China startet Produktion eigener Immersions-DUV-Chipfertigungsanlagen
China hat nach Angaben einer mit der Sache vertrauten Person, auf die sich Reuters am 28. Juli 2026 beruft, mit der Produktion eigener immersiver Tiefultraviolett-Lithografiemaschinen (DUV) begonnen. Die Entwicklung ist ein bedeutender Schritt im Bestreben des Landes, eine autarke Halbleiterlieferkette aufzubauen, während die USA und ihre Verbündeten ihre Exportkontrollen verschärfen.
Der Schritt wirkt sich direkt auf globale Chipausrüster und Halbleiteraktien aus. Die Aktien von ASML, dem niederländischen Unternehmen, das den Markt für fortschrittliche Lithografiesysteme dominiert, fielen nach den Nachrichten, wie Bloomberg.com berichtete. Auch der breitere Technologiesektor war betroffen, wobei der Bericht laut The Telegraph eine weltweite Technologierallye auslöste.

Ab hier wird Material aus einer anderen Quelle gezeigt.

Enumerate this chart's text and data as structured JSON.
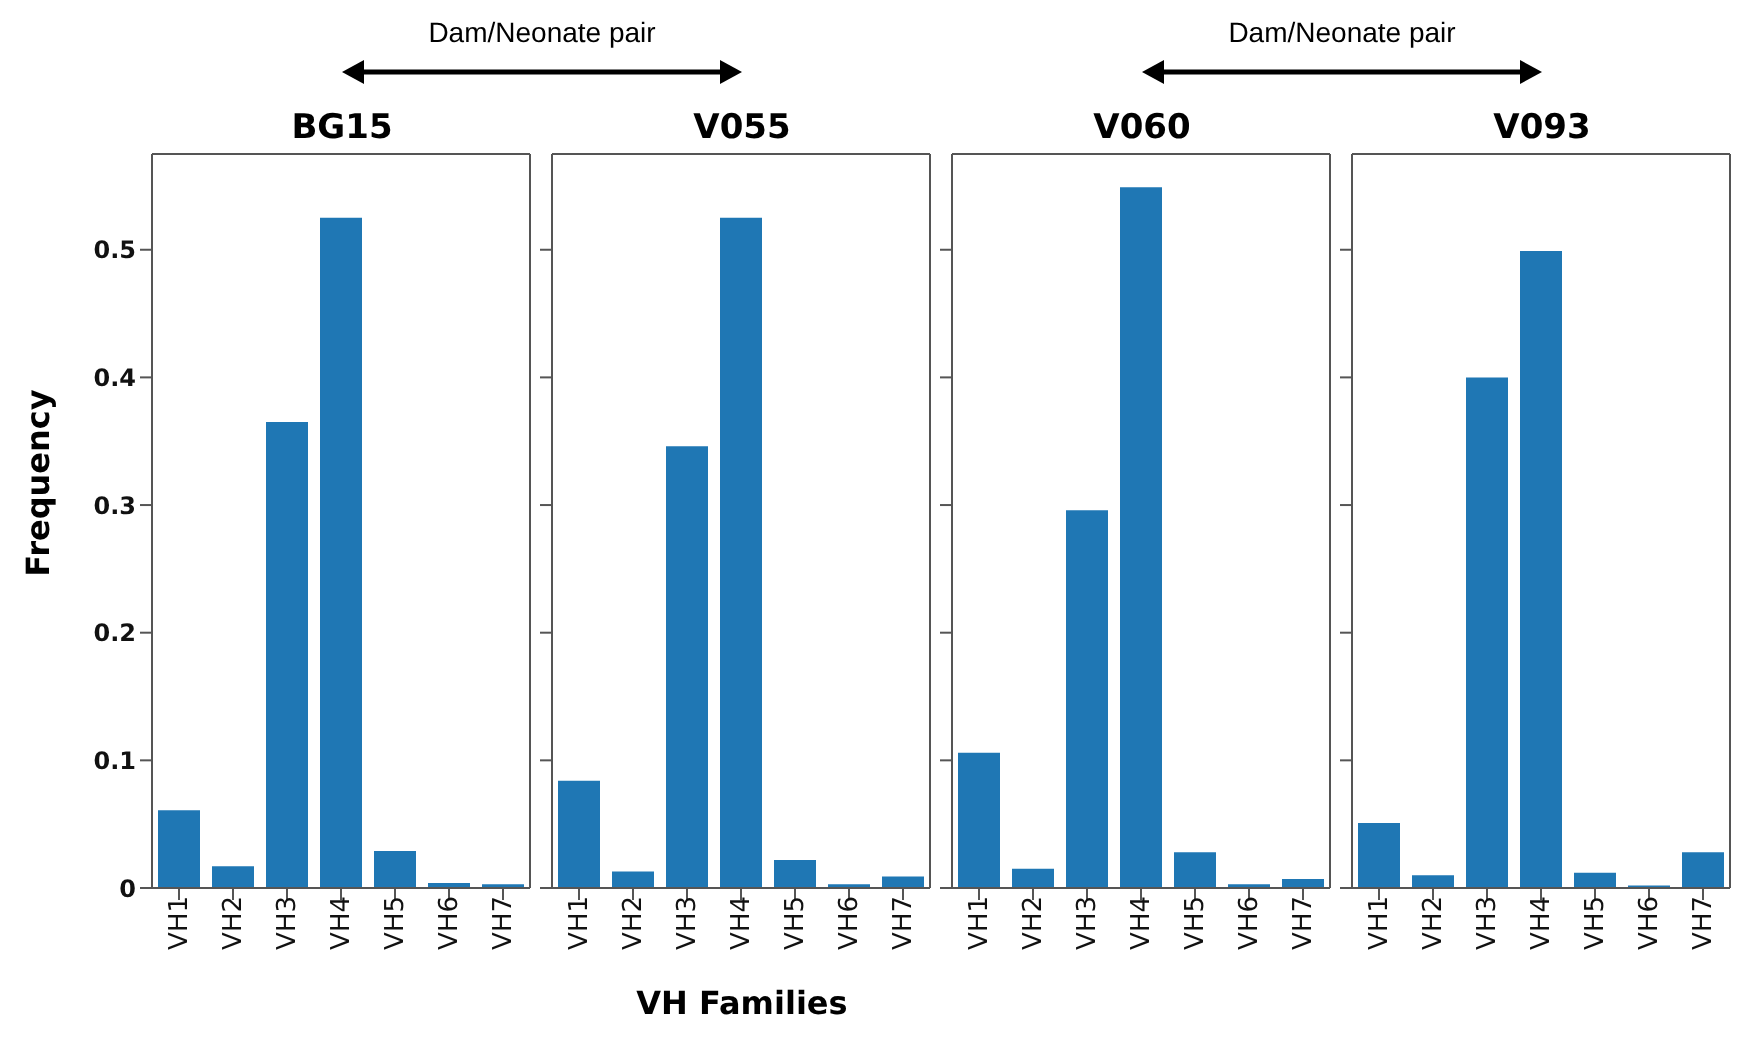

Dies ist von Bedeutung, da immersive DUV-Werkzeuge für die Herstellung fortschrittlicher Chips unerlässlich sind, die in allem von Smartphones bis hin zu Systemen der künstlichen Intelligenz verwendet werden. Wenn China diese Maschinen im Inland produzieren kann, könnte es seine Abhängigkeit von ausländischen Lieferanten verringern und möglicherweise die Wettbewerbslandschaft der globalen Halbleiterindustrie neu gestalten, die ein Brennpunkt geopolitischer Spannungen ist.
Die Reuters-Exklusivmeldung, die sich auf eine nicht genannte Quelle beruft, besagt, dass China mit der Produktion dieser heimischen immersiven DUV-Chipfertigungsanlagen begonnen hat. Der Bericht enthielt keine Angaben zu Produktionsmengen, technischen Spezifikationen oder den Namen der beteiligten chinesischen Unternehmen. Das Ereignisdatum ist der 28. Juli 2026.
China hat im Rahmen der Initiative „Made in China 2025“ jahrelang massiv in seinen Halbleitersektor investiert, um bei Schlüsseltechnologien Autarkie zu erreichen. Fortschritte wurden jedoch durch Exportbeschränkungen, insbesondere aus den USA, behindert, die Chinas Zugang zu fortschrittlicher Chipfertigungsausrüstung und Know-how eingeschränkt haben. Frühere Berichte haben Chinas Schwierigkeiten bei der Entwicklung wettbewerbsfähiger Lithografiesysteme hervorgehoben, was diesen gemeldeten Durchbruch zu einer bemerkenswerten, wenn auch nicht verifizierten Entwicklung macht.
Während der Bericht auf einen großen Fortschritt hindeutet, wies CNBC darauf hin, dass der Durchbruch mit erheblichen Einschränkungen verbunden ist, was darauf hindeutet, dass die Fähigkeiten oder der Produktionsumfang möglicherweise noch hinter den Branchenführern zurückbleiben. Die wahrscheinlich nächsten Schritte werden eine genaue Prüfung durch Branchenanalysten und Regierungen umfassen, um das tatsächliche technische Niveau der chinesischen Werkzeuge zu bewerten und ob sie in großem Maßstab hergestellt werden können. Als Reaktion darauf könnten auch weitere Exportkontrollmaßnahmen in Betracht gezogen werden.